I downloaded and installed Qt 5.0.1 for MinGW 4.7.2, on Windows 7. But there is a known bug in GCC 4.7.2 that causes an invalid this pointer to be passed to a virtual function under some circumstances that involve virtual and non-virtual inheritance in the same class. The details are on this Bugzilla page [gcc.gnu.org].
So I posted my problem here [stackoverflow.com], and decided on the basis of the replies to try compiling Qt 5.0.2 and Qt Creator 2.7.0 from source, using MinGW with the latest GCC 4.8.0.
This may have been a reckless decision, but it succeeded up to a point. I can compile and run my large-ish project, with no known problems. But the debugger is not quite there yet. I can set breakpoints, and gdb will stop at the breakpoints and display the source. I can step through the source code. But there are several problems:
1. The call stack is not being displayed.
2. Assembly-language mode doesn’t work. The source window remains on display, and single-stepping apears to do nothing.

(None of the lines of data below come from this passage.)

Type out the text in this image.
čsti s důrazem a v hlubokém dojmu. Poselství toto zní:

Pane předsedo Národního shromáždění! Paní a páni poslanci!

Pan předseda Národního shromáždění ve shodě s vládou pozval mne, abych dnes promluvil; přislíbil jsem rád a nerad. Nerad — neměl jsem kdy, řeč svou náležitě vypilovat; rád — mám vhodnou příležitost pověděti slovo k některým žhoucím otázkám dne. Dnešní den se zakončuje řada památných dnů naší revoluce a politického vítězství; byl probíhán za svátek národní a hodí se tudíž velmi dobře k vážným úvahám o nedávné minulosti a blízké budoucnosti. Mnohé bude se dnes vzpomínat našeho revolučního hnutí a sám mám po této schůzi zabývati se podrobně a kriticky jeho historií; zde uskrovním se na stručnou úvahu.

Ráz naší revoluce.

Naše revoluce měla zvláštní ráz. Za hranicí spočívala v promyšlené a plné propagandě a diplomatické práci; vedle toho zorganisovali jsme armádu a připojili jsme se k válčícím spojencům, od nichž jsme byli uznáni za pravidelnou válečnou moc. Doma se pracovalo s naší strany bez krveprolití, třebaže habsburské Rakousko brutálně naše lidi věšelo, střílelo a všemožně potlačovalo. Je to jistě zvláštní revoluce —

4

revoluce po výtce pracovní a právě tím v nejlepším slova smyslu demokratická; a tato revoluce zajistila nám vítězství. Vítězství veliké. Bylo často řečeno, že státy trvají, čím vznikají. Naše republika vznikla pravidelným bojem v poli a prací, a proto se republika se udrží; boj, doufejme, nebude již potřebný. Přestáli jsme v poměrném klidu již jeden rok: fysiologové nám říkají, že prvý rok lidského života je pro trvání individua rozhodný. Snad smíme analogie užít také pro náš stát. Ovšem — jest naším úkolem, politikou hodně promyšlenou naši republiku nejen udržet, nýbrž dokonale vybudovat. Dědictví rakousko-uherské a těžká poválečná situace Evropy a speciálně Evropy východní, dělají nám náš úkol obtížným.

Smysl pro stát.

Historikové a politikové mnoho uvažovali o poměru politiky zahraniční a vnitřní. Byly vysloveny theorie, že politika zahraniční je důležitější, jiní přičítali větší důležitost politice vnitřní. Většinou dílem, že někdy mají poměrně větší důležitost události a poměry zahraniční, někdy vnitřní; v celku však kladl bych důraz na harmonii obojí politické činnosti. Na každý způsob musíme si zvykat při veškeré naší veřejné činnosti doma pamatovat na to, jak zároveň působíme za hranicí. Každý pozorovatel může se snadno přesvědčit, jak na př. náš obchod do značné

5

3. I can add an expression evaluator for a local variable, but it seems to go out of scope as soon as I single-step.
4. The CPU registers are not displayed.
Was this a sensible thing to try? Or is using Qt 5.0.2 with GCC 4.8.0 doomed to failure? After a bit of digging, I discovered two changes to GCC 4.8.0 that might have a bearing on the problem:
1. It uses the latest DWARF Version 4 debugging format. So I tried re-compiling my whole project with the -gdwarf-2 parameter, but it didn’t help.
2. It uses, not sjlj, not dw2, but SEH (see Structured Exception Handling [programmingunlimited.net]) for exception handling. Could this be to blame?